Harris County launches Ebola dashboard with real-time travel monitoring updates
Harris County’s new Ebola dashboard showed 17 travelers under monitoring and no local cases, as health officials kept watch ahead of the World Cup.

Harris County Public Health and the Houston Health Department have put a new Ebola dashboard in front of the public as Houston enters a summer of tighter health monitoring and World Cup preparations.

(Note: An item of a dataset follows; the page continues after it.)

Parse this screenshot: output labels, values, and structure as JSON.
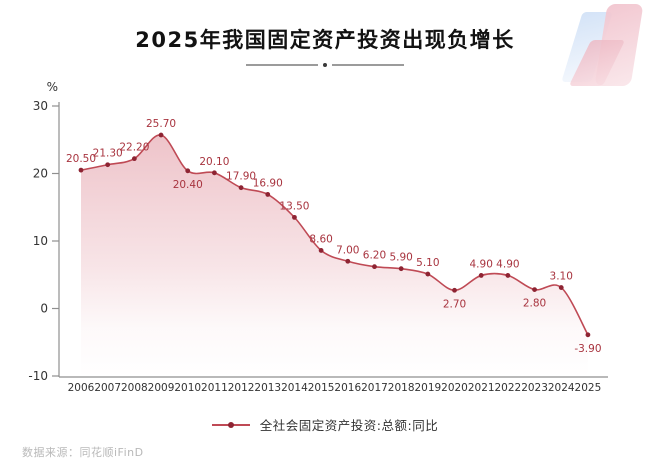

The Houston-Harris County Joint Ebola Dashboard, posted on the Harris County Public Health website, showed 17 travelers under monitoring as of June 3, with 0 completed monitoring, 0 current confirmed cases and 0 cumulative confirmed cases. The count covered both Harris County and the City of Houston, giving residents a single place to track the local response as officials watched travel tied to the 2026 Ebola outbreak in Central Africa.
Health officials said the risk to the general public remained low and that no Ebola cases had been confirmed in the Houston area or in the United States during the current outbreak. Travelers from affected countries were being screened and monitored, including daily follow-up and temperature checks, and the county said those travelers were monitored for 21 days after their last day in the affected region.
The dashboard was updated weekly on Wednesdays at 4 p.m. and was designed to give the public timely, shared access to the same figures health leaders were using. Officials said cases would be confirmed through CDC laboratory testing. The U.S. government also put enhanced screening and entry restrictions in place for travelers from Ebola-affected countries.

Dr. Theresa Tran, director of the Houston Health Department, said the dashboard reflected collaboration and transparency. Dr. Erica Brown of Harris County Public Health said the risk continued to remain low. County officials also said they were working with the Centers for Disease Control and Prevention, the state and Houston partners, including the Harris County Office of Homeland Security & Emergency Management.
The outbreak was confirmed in the Democratic Republic of the Congo and Uganda in May 2026, and the World Health Organization has said the Bundibugyo strain involved has no approved vaccine or specific treatment. Local officials have linked the dashboard and airport screening to Houston’s role as a 2026 FIFA World Cup host city, with seven matches scheduled to begin June 14 at venues including NRG Stadium. The public message from Harris County was simple: there were no confirmed local cases, but the monitoring network was active and expanding.